Winlogbeat does not resolve SIDs of forwarded Event-Logs


#1

We use winlogbeat on one Windows-Host which collects evet-logs from several Domain-Controllers and several domains. Winlogbeat only resolves the common SIDs and the SIDs of local users of the collector-system. The log only told me, that some SIDs couldn't be resolved, no reason why. Googeling around I could not find any hint about the capability of winlogbeat to resolve SIDs on remote machines.... I'm stuck. Does anybody know more about this?


(Andrew Kroh) #2

This came up once in the past and we discussed adding a processor to lookup the SIDs in the event with the AD. The first step would be figure what features are needed in the processor and open an enhancement ticket.

See the topic at Winlogbeat displaying GUID in Windows events instead of object name


#3

Hmm, I can see usernames in "winlogbeat_user_name" and according to the documentation in https://www.elastic.co/guide/en/beats/winlogbeat/current/exported-fields-eventlog.html The user.identifier already can be resolved. Cite: "If Winlogbeat cannot resolve the SID to a name, then the user.name, user.domain, and user.type fields will be omitted from the event. If you discover Winlogbeat not resolving SIDs, review the log for clues as to what the problem may be."
But the log does not contain any clues on the problem, only stating there is a problem with resolving some SIDs.
That is why I thought and still think that winlogbeat has the ability to resolve SIDs unter certain circumstances, but debugging is painful....

Thank you for your answer!


(Andrew Kroh) #4

Did you enable debug?

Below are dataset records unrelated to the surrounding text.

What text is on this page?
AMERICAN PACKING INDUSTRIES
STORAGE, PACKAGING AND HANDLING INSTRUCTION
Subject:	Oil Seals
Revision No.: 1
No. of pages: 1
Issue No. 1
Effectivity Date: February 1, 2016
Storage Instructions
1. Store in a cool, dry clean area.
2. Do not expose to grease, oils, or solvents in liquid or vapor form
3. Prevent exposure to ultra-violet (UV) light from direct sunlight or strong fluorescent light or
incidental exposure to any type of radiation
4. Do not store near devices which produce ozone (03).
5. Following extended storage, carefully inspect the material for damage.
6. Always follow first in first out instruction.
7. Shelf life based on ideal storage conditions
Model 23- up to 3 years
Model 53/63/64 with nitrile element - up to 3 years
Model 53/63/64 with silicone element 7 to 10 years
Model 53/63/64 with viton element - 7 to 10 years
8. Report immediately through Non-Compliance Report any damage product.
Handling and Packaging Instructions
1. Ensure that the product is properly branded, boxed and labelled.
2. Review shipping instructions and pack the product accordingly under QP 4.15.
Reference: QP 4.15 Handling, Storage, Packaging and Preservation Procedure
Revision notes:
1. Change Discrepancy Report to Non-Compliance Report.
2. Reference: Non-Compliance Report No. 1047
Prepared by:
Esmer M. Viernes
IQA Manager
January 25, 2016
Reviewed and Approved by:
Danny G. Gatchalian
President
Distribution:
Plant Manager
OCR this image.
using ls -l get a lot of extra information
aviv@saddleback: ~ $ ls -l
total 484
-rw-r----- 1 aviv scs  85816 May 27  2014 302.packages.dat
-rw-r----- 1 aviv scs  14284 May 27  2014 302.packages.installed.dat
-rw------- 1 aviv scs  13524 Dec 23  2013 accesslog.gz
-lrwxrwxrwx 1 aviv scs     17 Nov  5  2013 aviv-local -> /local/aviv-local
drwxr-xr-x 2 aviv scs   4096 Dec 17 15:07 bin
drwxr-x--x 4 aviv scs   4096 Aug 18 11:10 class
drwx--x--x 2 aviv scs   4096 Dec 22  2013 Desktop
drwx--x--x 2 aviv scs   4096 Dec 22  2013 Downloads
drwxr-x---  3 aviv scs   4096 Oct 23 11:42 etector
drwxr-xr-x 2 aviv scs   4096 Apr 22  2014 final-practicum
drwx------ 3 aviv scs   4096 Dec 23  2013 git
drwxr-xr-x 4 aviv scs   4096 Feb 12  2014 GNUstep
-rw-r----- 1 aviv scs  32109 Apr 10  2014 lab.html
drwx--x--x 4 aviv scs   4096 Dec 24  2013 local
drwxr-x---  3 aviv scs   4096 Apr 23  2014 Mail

The log message requires debug logging to be enabled.

logging.level: debug
logging.selectors: [eventlog]

Here's a link to the log message and the function that does the lookup.

Log Message for errors
sys.PopulateAccount() uses LookupAccountSid to do the actual lookup with Windows.

From LookupAccountSid:

A pointer to a null-terminated character string that specifies the target computer. This string can be the name of a remote computer. If this parameter is NULL, the account name translation begins on the local system. If the name cannot be resolved on the local system, this function will try to resolve the name using domain controllers trusted by the local system. Generally, specify a value for lpSystemName only when the account is in an untrusted domain and the name of a computer in that domain is known.

Winlogbeat does this lookup with a NULL system name. So is this machine that Winlogbeat is running on a member of the same domain that the SID is from?


#5

Wow, thank you very much. This matches to what I've seen: resolution of SIDs of local users and of well-known SIDs is functional, only users from remote machines cannot be resolved.
I already had debugging enabled and the logmessage you pointed me to is the only one I see. It says "account lookup failed" but that is clear to me :wink:

Yes, your assumption is right, the winlogbeat runs on a machine not belonging to any domain but gathering logs from domain controllers of three different domains.

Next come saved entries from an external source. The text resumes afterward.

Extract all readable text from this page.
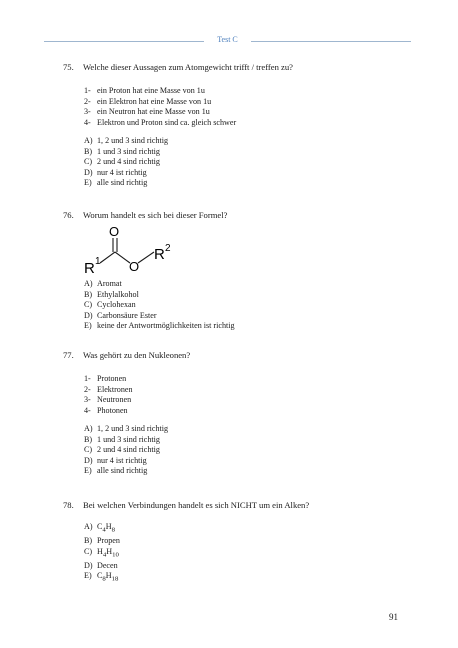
Test C
75. Welche dieser Aussagen zum Atomgewicht trifft / treffen zu?
1- ein Proton hat eine Masse von 1u
2- ein Elektron hat eine Masse von 1u
3- ein Neutron hat eine Masse von 1u
4- Elektron und Proton sind ca. gleich schwer
A) 1, 2 und 3 sind richtig
B) 1 und 3 sind richtig
C) 2 und 4 sind richtig
D) nur 4 ist richtig
E) alle sind richtig
76. Worum handelt es sich bei dieser Formel?
O
O
R 1	R 2
A) Aromat
B) Ethylalkohol
C) Cyclohexan
D) Carbonsäure Ester
E) keine der Antwortmöglichkeiten ist richtig
77. Was gehört zu den Nukleonen?
1- Protonen
2- Elektronen
3- Neutronen
4- Photonen
A) 1, 2 und 3 sind richtig
B) 1 und 3 sind richtig
C) 2 und 4 sind richtig
D) nur 4 ist richtig
E) alle sind richtig
78. Bei welchen Verbindungen handelt es sich NICHT um ein Alken?
A) $C_4H_8$
B) Propen
C) $H_4H_{10}$
D) Decen
E) $C_8H_{18}$
91
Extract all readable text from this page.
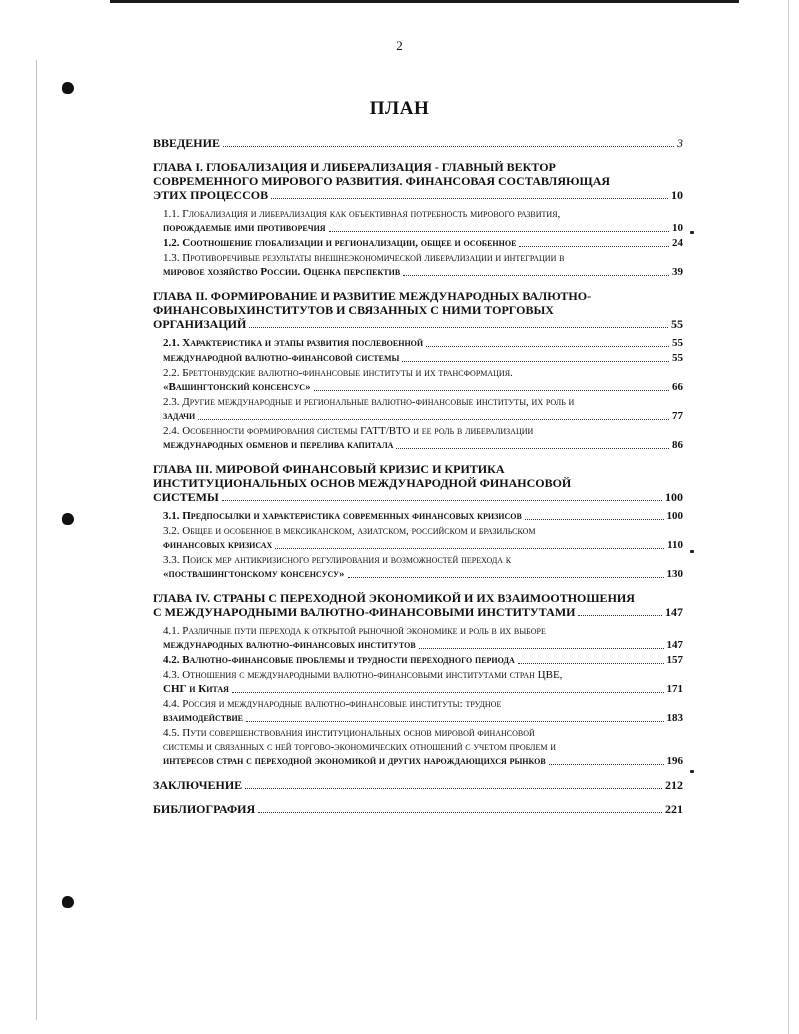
2
ПЛАН
ВВЕДЕНИЕ	3
ГЛАВА I. ГЛОБАЛИЗАЦИЯ И ЛИБЕРАЛИЗАЦИЯ - ГЛАВНЫЙ ВЕКТОР
СОВРЕМЕННОГО МИРОВОГО РАЗВИТИЯ. ФИНАНСОВАЯ СОСТАВЛЯЮЩАЯ
ЭТИХ ПРОЦЕССОВ	10
1.1. Глобализация и либерализация как объективная потребность мирового развития,
порождаемые ими противоречия	10
1.2. Соотношение глобализации и регионализации, общее и особенное	24
1.3. Противоречивые результаты внешнеэкономической либерализации и интеграции в
мировое хозяйство России. Оценка перспектив	39
ГЛАВА II. ФОРМИРОВАНИЕ И РАЗВИТИЕ МЕЖДУНАРОДНЫХ ВАЛЮТНО-
ФИНАНСОВЫХИНСТИТУТОВ И СВЯЗАННЫХ С НИМИ ТОРГОВЫХ
ОРГАНИЗАЦИЙ	55
2.1. Характеристика и этапы развития послевоенной	55
международной валютно-финансовой системы	55
2.2. Бреттонвудские валютно-финансовые институты и их трансформация.
«Вашингтонский консенсус»	66
2.3. Другие международные и региональные валютно-финансовые институты, их роль и
задачи	77
2.4. Особенности формирования системы ГАТТ/ВТО и ее роль в либерализации
международных обменов и перелива капитала	86
ГЛАВА III. МИРОВОЙ ФИНАНСОВЫЙ КРИЗИС И КРИТИКА
ИНСТИТУЦИОНАЛЬНЫХ ОСНОВ МЕЖДУНАРОДНОЙ ФИНАНСОВОЙ
СИСТЕМЫ	100
3.1. Предпосылки и характеристика современных финансовых кризисов	100
3.2. Общее и особенное в мексиканском, азиатском, российском и бразильском
финансовых кризисах	110
3.3. Поиск мер антикризисного регулирования и возможностей перехода к
«поствашингтонскому консенсусу»	130
ГЛАВА IV. СТРАНЫ С ПЕРЕХОДНОЙ ЭКОНОМИКОЙ И ИХ ВЗАИМООТНОШЕНИЯ
С МЕЖДУНАРОДНЫМИ ВАЛЮТНО-ФИНАНСОВЫМИ ИНСТИТУТАМИ	147
4.1. Различные пути перехода к открытой рыночной экономике и роль в их выборе
международных валютно-финансовых институтов	147
4.2. Валютно-финансовые проблемы и трудности переходного периода	157
4.3. Отношения с международными валютно-финансовыми институтами стран ЦВЕ,
СНГ и Китая	171
4.4. Россия и международные валютно-финансовые институты: трудное
взаимодействие	183
4.5. Пути совершенствования институциональных основ мировой финансовой
системы и связанных с ней торгово-экономических отношений с учетом проблем и
интересов стран с переходной экономикой и других нарождающихся рынков	196
ЗАКЛЮЧЕНИЕ	212
БИБЛИОГРАФИЯ	221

I understood, that winlogbeat might be able to resolve SIDs from different servers and domains if the target computer is specified. Not being so good in analyzing code I do not understand wher and how to specify the corresponding target system (btw. the corresponding servername is the value of "winlogbeat_computer_name").

I will try to find out or ask someone else, but if somebody here could give me another hint. theat would be great!.
TIA


(Andrew Kroh) #6

Winlogbeat does not provide a way to configure the remote host that is used to do the SID lookup.

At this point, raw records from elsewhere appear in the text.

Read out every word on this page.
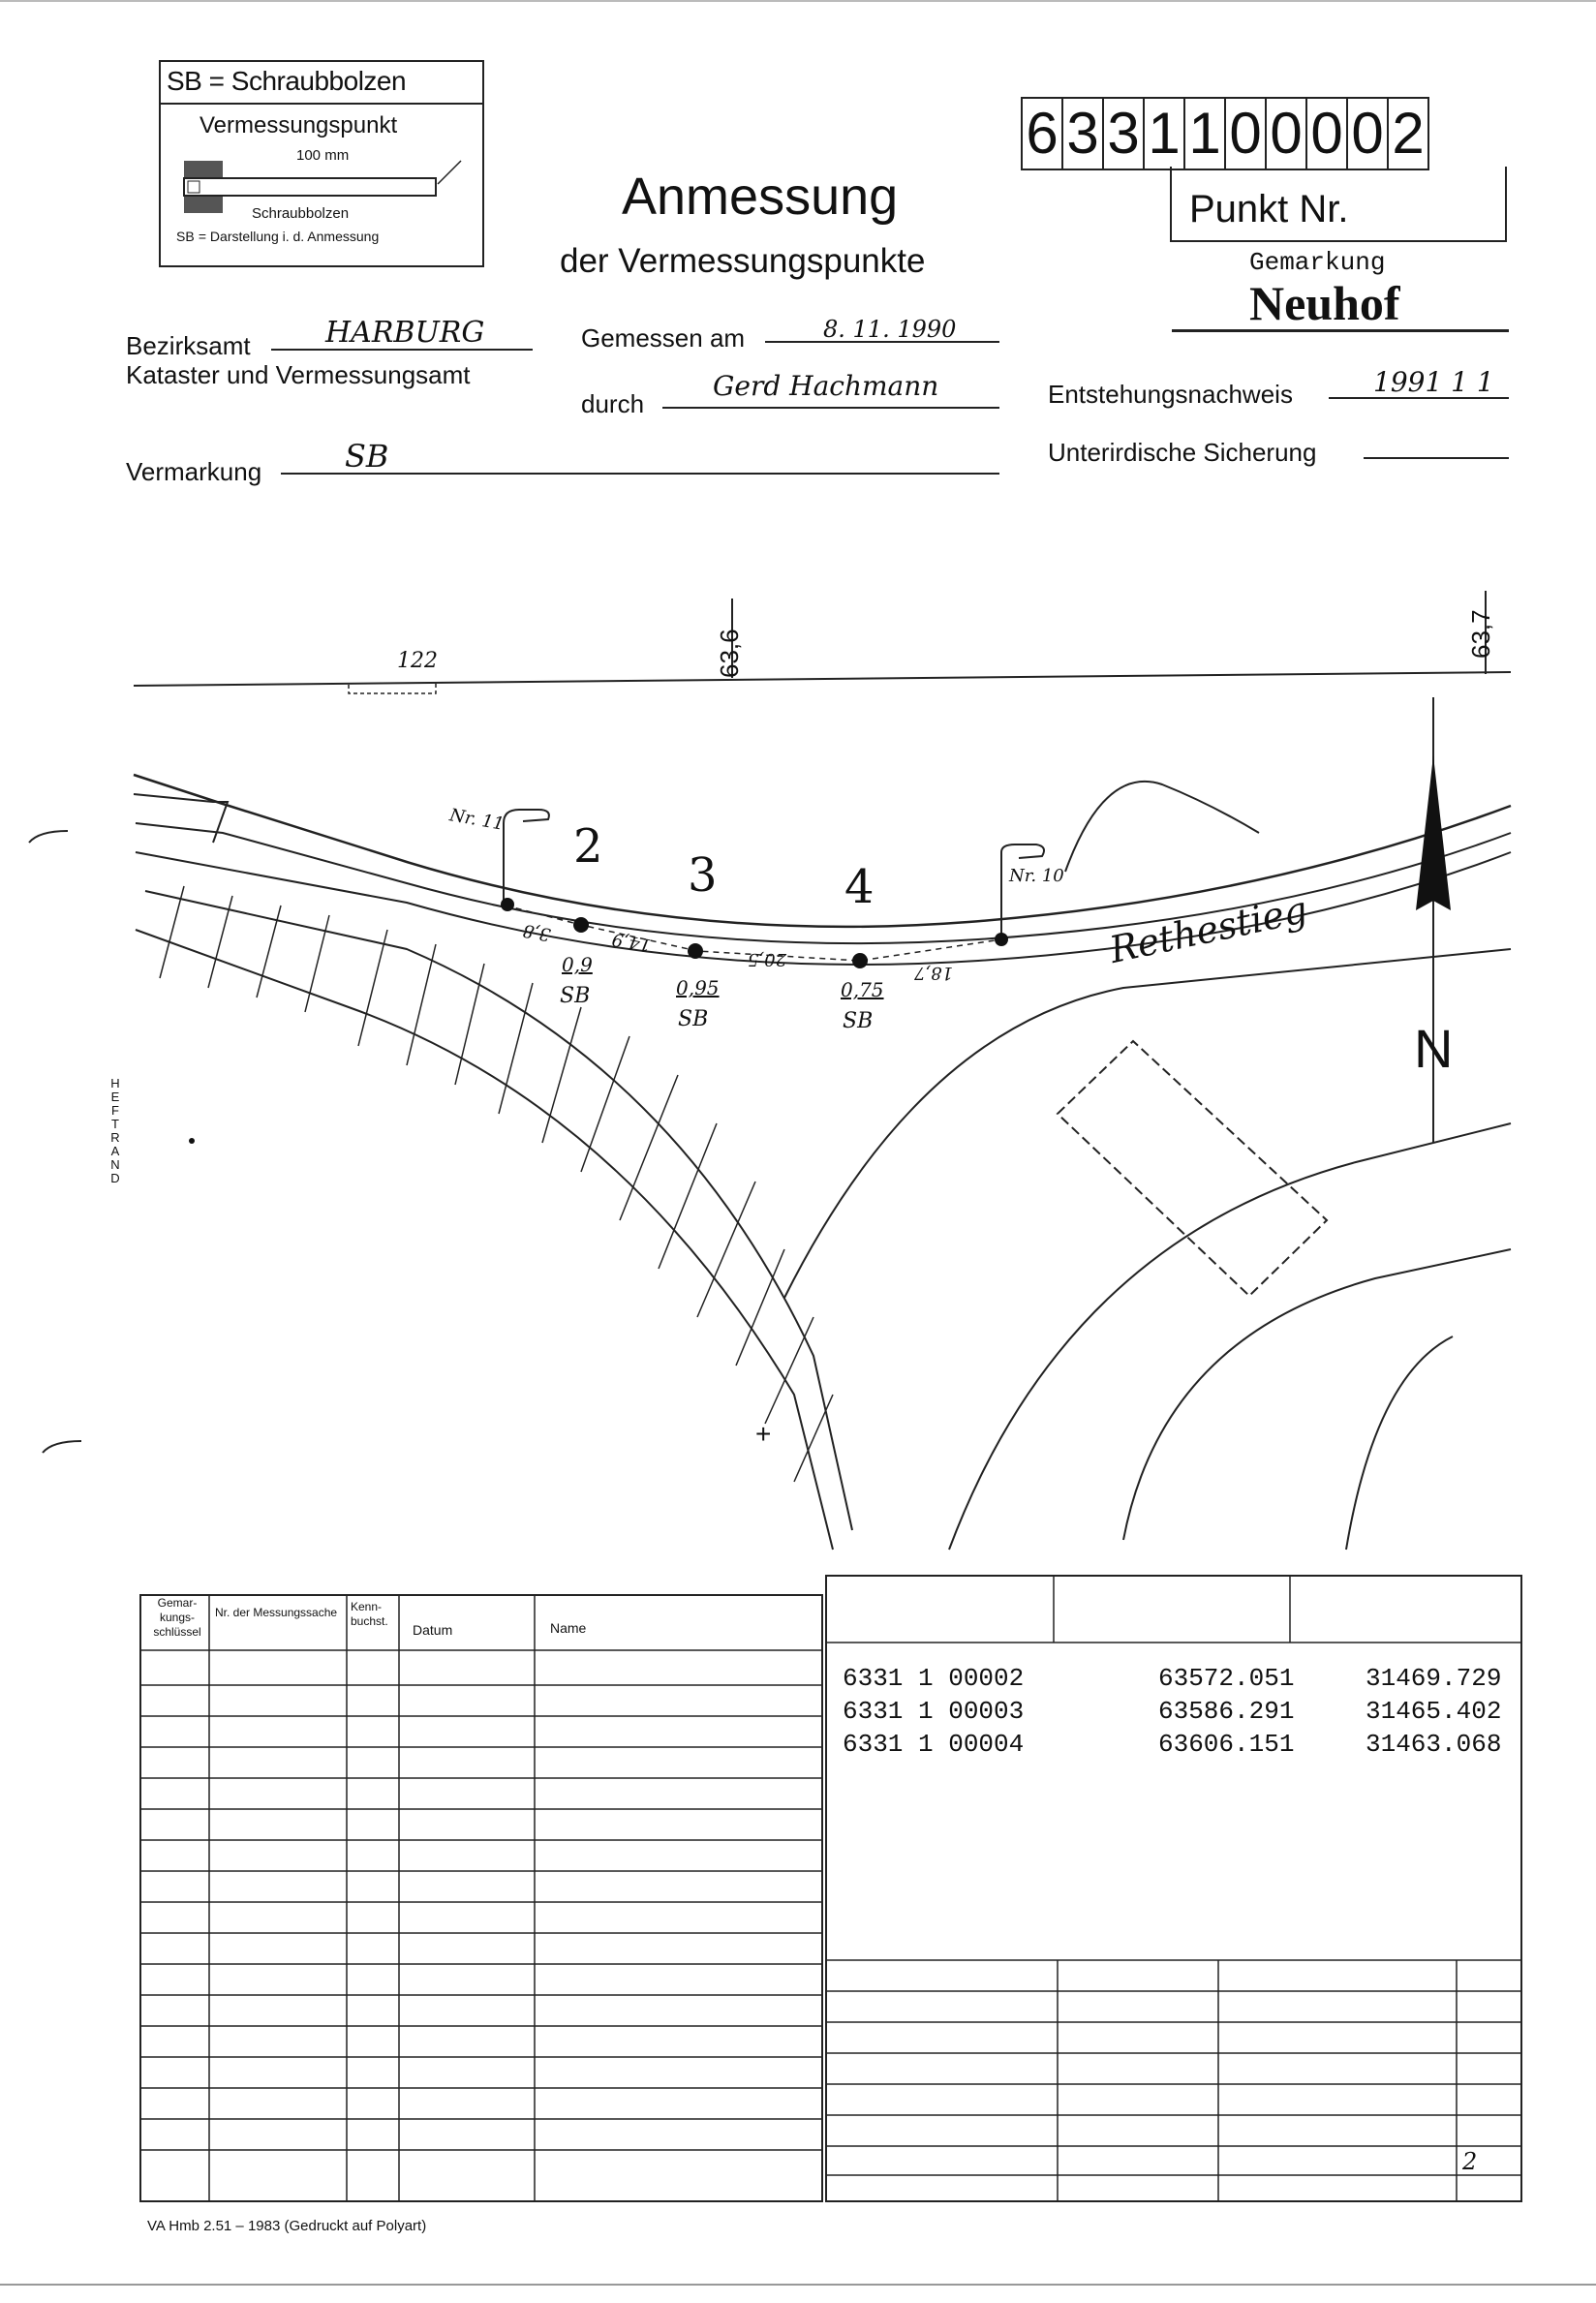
SB = Schraubbolzen
Vermessungspunkt
100 mm
Schraubbolzen
SB = Darstellung i. d. Anmessung
Anmessung
der Vermessungspunkte
6 3 3 1 1 0 0 0 0 2
Punkt Nr.
Gemarkung
Neuhof
Bezirksamt	HARBURG
Kataster und Vermessungsamt
Gemessen am	8. 11. 1990
durch
Gerd Hachmann	Entstehungsnachweis	1991 1 1
Unterirdische Sicherung
Vermarkung	SB
+
122	63,6	63,7
Nr. 11
Nr. 10
2
3	4
3,8	14,9
20,5
18,7
0,9
SB	0,95
SB
0,75
SB
Rethestieg
N
HEFTRAND
Gemar-kungs-schlüssel
Nr. der Messungssache	Kenn-buchst.
Datum	Name
6331 1 00002	63572.051	31469.729
6331 1 00003	63586.291	31465.402
6331 1 00004	63606.151	31463.068
2
VA Hmb 2.51 – 1983 (Gedruckt auf Polyart)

It could be enhanced to make this configurable. But I don't know the security requirements of the RPC session to the remote host. So this would be something to figure out. Also would need to figure out if windows does any caching or if Winlogbeat needs to do its own caching.


#7

The remote host for SID-lookup could be retreived from the log-message. In case of forwarded events winlogbeat stores the name of the computer which is the origin of the message in winlogbeat_computer_name. This computer should be able to resolve the SID I think....
For now I think, we have to change our configuration if we want the SIDs to be resolved and collect eventlogs only from trusted domains or to ommit eventlog-forwarding and install winlogbeat on each server.

Thank you very much for helping me to understand!


(system) #8

This topic was automatically closed 28 days after the last reply. New replies are no longer allowed.